The irradiation of water ice by C$^+$ ions in the cosmic environment

TL;DR

This study uses first principles molecular dynamics to explore how low-energy C+ ions interact with amorphous water ice at 30 K, revealing reaction pathways and products relevant to cosmic environments.

Contribution

It provides detailed mechanistic insights into C+ ion interactions with water ice, highlighting reaction pathways and product formation at the molecular level.

Findings

COH and CO are dominant reaction products.

Proton transfer to form hydronium occurs during reactions.

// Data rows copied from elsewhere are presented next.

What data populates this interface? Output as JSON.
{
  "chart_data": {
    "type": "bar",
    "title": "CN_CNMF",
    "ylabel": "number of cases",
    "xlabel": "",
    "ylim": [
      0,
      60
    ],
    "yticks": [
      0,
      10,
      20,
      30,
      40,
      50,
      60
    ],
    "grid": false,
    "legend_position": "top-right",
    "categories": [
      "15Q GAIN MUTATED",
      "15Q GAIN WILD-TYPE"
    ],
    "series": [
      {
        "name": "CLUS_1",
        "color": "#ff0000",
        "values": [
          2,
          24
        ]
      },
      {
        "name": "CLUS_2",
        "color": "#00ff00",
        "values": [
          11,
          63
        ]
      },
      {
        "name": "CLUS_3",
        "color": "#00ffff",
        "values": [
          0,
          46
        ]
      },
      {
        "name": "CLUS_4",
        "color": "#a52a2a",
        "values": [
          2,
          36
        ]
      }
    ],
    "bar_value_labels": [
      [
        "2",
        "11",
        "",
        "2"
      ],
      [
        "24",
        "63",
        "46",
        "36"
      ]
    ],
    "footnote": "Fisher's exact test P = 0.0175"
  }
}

Direct impact mechanism is more prominent at higher energies.

Abstract

We present a first principles molecular dynamics (FPMD) study of the interaction of low energy, positively charged, carbon (C+) projectiles with amorphous solid water clusters at 30 K. Reactions involving the carbon ion at an initial energy of 11 eV and 1.7 eV with 30-molecule clusters have been investigated. Simulations indicate that the neutral isoformyl radical, COH, and carbon monoxide, CO, are the dominant products of these reactions. All these reactions are accompanied by the transfer of a proton from the reacting water molecule to the ice, where it forms a hydronium ion. We find that COH is formed either via a direct, "knock-out", mechanism following the impact of the C+ projectile upon a water molecule or by creation of a COH_2^+ intermediate. The direct mechanism is more prominent at higher energies. CO is generally produced following the dissociation of COH. More frequent production of the formyl radical, HCO, is observed here than in gas phase calculations. A less commonly occurring product is the dihydroxymethyl, CH(OH)_2, radical. Although a minor result, its existence gives an indication of the increasing chemical complexity which is possible in such heterogeneous environments.